Wcześniej w slowcookerze przygotowywałem pulled pork i jest to cały czas jeden z moich ulubionych przepisów.
Dzisiaj piersi z indyka w kokosowym curry. Połączenie mleka kokosowego, curry, bazylii oraz chilli jest niewiarygodnie trafione. Uwielbiam ten słodko-ostry smak. Indyka spokojnie możecie zastąpić kurczakiem. I nie żałujcie soli, długo gotowane potrawy mają tą tendencję, że wychodzą zdecydowanie mniej słone niż przygotowywane tradycyjną metodą.
Składniki:
1kg piersi z indyka (dostosuj do wielkości swojego wolnowaru)

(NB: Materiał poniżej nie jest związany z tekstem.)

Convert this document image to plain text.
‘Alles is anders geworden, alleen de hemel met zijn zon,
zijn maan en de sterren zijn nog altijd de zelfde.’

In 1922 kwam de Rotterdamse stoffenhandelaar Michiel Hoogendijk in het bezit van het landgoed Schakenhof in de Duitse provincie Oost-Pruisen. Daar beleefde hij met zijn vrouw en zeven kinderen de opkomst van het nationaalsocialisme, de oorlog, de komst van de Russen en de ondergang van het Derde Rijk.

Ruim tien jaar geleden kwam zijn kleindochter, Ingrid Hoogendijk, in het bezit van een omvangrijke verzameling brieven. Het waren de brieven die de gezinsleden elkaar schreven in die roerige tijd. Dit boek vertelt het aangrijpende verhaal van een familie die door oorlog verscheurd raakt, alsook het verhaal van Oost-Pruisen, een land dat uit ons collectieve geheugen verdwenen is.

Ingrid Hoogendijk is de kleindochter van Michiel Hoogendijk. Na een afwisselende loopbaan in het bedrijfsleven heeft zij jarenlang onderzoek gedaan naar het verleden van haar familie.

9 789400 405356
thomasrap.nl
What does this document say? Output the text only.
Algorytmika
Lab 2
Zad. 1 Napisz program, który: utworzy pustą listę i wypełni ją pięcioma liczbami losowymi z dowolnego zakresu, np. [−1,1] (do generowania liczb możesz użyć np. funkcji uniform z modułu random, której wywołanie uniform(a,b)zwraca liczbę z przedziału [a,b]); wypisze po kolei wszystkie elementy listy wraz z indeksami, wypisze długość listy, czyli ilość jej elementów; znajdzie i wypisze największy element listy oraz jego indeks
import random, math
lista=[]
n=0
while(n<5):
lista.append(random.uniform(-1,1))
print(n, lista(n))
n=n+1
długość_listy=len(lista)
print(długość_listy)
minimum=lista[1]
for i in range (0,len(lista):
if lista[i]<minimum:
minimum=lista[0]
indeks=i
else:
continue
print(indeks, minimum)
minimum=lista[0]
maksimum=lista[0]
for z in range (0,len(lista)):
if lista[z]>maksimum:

papryka chili/jalapeno drobno posiekana
6 ząbków czosnku
puszka mleka kokosowego
1 drobno pokrojona czerwona papryka
3 łyżki bazylii (suszonej)
1 łyżeczka imbiru
sól i pieprz do smaku
2 łyżki curry
1 łyżeczka chilli
2 cebule pokrojone w kostkę
1 por drobno posiekany
mąka z tapioki
świeża bazylia
Przygotowanie:
Na patelni rozgrzewamy trochę oleju kokosowego, wrzucamy piersi i smażymy je około 2-3 minut z każdej strony, aż się lekko zarumienią.
Następnie do wolnowaru wlewamy mleko kokosowe i dodajemy bazylię, chilli, cebulę, por oraz resztę przypraw oraz naszego indyka. Gotujemy na low około 6-8 godzin, albo na high 4-6 godzin.
Pod koniec zagęszczamy sos 1-2 łyżkami mąki z tapioki. Serwujemy ciepłe posypane świeżą bazylią, najlepiej smakuje z ryżem lub chlebkiem naan.